Os desafios da inclusão de pessoas com autismo no Brasil
Enviada em 21/06/2019
É indubitável que na conjuntura hodierna brasileira, o preconceito assim como a negligencia estatal corroboram com a persistência da exclusão social de minorias deficientes no país. Nesse sentido, torna-se evidente a ruptura nos primórdios da Constituição, nos quais garantem o direito à educação e a saúde para todos, de modo a contribuir com o problemática de inclusão de autistas na sociedade.
Em primeira instancia, a falta de informação acerca do autismo constitui um dos principais entraves para a inclusão dessas pessoas na sociedade.

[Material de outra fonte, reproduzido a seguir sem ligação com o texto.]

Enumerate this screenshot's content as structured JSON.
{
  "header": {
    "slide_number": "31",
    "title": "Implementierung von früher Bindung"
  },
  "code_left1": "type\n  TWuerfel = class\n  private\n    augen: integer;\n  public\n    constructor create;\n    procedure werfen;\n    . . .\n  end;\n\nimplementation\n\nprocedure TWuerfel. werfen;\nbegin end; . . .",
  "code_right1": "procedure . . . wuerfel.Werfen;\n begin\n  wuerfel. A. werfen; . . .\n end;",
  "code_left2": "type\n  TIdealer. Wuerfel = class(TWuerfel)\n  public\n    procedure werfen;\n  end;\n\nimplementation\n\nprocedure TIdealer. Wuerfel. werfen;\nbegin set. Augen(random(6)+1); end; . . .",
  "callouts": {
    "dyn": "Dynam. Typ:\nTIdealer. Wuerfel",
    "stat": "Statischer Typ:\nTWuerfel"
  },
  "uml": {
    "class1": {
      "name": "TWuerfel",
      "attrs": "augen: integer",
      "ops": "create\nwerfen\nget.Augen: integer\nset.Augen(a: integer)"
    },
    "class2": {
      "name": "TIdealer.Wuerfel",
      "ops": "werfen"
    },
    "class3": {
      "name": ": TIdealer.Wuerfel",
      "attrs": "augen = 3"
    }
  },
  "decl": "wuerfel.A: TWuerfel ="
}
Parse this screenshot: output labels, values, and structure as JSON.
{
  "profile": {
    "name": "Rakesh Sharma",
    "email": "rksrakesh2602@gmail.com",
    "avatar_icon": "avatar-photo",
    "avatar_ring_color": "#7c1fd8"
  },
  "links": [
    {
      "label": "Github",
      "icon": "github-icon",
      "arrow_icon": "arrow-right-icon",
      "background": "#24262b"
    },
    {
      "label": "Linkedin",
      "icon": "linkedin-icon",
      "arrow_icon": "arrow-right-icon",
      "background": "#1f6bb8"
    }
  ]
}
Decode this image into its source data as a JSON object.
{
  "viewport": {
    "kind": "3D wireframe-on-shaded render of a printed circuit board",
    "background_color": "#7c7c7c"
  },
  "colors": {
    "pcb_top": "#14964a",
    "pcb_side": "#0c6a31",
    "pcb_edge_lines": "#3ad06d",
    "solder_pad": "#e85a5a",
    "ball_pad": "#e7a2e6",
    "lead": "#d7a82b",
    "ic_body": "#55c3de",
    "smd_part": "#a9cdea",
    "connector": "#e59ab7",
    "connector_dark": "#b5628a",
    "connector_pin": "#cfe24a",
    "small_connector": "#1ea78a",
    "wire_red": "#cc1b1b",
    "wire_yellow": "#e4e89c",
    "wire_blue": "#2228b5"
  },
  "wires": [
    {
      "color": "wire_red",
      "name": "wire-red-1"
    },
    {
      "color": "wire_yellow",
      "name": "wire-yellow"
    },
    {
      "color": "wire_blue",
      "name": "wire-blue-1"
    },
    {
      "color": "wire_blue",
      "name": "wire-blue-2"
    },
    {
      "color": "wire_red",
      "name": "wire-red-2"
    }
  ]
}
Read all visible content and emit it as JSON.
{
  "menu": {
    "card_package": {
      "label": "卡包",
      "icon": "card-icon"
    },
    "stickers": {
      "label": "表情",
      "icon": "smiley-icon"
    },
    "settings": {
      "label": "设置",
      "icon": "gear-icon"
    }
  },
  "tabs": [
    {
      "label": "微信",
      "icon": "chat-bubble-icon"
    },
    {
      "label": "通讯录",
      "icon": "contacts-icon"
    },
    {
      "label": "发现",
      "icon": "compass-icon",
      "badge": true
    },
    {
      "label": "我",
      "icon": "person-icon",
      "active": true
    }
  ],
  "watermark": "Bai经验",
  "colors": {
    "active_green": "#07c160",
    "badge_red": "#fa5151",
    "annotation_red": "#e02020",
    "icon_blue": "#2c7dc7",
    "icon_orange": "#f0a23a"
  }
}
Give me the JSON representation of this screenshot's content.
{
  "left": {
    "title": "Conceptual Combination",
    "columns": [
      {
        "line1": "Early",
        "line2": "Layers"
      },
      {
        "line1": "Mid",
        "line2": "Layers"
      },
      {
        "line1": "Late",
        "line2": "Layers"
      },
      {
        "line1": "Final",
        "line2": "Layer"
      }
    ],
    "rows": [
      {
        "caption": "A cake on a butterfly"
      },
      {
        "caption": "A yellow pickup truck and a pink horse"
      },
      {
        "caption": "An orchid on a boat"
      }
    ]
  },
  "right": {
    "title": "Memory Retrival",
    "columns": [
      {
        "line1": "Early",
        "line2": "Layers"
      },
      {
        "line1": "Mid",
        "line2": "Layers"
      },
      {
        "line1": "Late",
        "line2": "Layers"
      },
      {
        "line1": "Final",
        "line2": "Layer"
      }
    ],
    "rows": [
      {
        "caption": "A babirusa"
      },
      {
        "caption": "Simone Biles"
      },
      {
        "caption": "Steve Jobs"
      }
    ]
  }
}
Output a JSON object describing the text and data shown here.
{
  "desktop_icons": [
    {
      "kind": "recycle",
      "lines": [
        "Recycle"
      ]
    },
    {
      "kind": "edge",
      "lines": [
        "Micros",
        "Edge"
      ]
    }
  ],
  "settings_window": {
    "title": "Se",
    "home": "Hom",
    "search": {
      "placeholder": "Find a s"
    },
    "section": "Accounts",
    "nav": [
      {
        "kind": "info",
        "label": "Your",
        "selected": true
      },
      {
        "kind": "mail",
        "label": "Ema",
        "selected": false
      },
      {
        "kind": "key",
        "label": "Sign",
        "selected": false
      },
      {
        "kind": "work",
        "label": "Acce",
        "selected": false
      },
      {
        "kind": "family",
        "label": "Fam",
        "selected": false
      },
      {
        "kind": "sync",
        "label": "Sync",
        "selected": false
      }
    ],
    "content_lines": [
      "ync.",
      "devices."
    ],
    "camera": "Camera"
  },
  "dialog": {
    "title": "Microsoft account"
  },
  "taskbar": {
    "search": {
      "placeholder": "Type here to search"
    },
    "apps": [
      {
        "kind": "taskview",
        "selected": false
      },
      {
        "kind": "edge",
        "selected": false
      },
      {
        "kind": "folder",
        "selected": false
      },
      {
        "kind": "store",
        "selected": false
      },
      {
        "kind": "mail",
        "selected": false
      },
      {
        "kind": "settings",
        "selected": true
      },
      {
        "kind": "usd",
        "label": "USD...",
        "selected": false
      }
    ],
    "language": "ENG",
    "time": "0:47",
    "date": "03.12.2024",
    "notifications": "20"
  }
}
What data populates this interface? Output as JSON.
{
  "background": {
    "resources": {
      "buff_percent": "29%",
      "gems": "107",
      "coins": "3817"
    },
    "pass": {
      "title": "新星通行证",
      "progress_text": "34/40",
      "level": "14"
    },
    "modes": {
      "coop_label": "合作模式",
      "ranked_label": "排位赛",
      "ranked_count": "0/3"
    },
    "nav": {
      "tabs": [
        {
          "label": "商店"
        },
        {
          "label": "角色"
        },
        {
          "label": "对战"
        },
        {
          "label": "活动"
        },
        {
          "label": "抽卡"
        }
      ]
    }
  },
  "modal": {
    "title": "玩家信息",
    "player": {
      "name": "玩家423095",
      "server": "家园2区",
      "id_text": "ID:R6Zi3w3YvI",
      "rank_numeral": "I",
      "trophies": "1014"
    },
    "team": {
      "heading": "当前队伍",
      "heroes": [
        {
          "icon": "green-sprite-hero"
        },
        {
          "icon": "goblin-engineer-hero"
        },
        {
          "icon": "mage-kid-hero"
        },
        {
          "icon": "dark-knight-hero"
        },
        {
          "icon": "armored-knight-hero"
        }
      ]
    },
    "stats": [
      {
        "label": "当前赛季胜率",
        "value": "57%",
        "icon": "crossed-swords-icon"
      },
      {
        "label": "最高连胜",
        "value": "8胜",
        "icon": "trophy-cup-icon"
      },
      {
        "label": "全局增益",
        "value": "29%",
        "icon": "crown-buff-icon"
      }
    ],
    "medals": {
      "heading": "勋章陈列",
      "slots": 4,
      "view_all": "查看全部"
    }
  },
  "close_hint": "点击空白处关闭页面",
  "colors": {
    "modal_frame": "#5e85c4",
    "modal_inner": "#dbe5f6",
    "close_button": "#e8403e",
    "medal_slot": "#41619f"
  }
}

Desse modo, ocorre o desencadeamento do preconceito social sob essa classe, visto que somente em 1993 a doença foi incluída na Classificação Internacional de Doenças da Organização Mundial da Saúde, segundo dados da universidade São Paulo. Assim, é possível observar não só a falta de informação sobre a doença devido a sua recente chegada no campo de pesquisas, mas também como isso corrobora com a propagação do preconceito.
Ademais, a incapacitação do corpo docente nas instituições de ensino acarreta a problemática de desenvolvimento social das crianças e jovens diagnosticados com autismo. Em um documentário jornalístico da Globo, foi visto o avanço desse grupo quando inseridos em instituições especializadas. Logo tornou-se notório a evolução no quadro clinico e a possibilidade de inserção dos tratados no meio comum.
Portanto, é possível concluir a importância da atuação não só do Estado, mas também, da sociedade para a resolução da questão. Logo, é dever do Ministério da Educação oferecer mecanismos de qualificação dos profissionais de educação, com treinamentos e palestras sobre como proceder com alunos com esse transtorno, para que, assim seja possível o desenvolvimento social dessa comunidade. Além disso cabe ao Ministério da Saúde promover campanhas informativas à população sobre o autismo, afim de diminuir o preconceito e garantir a inserção dos mesmos na sociedade.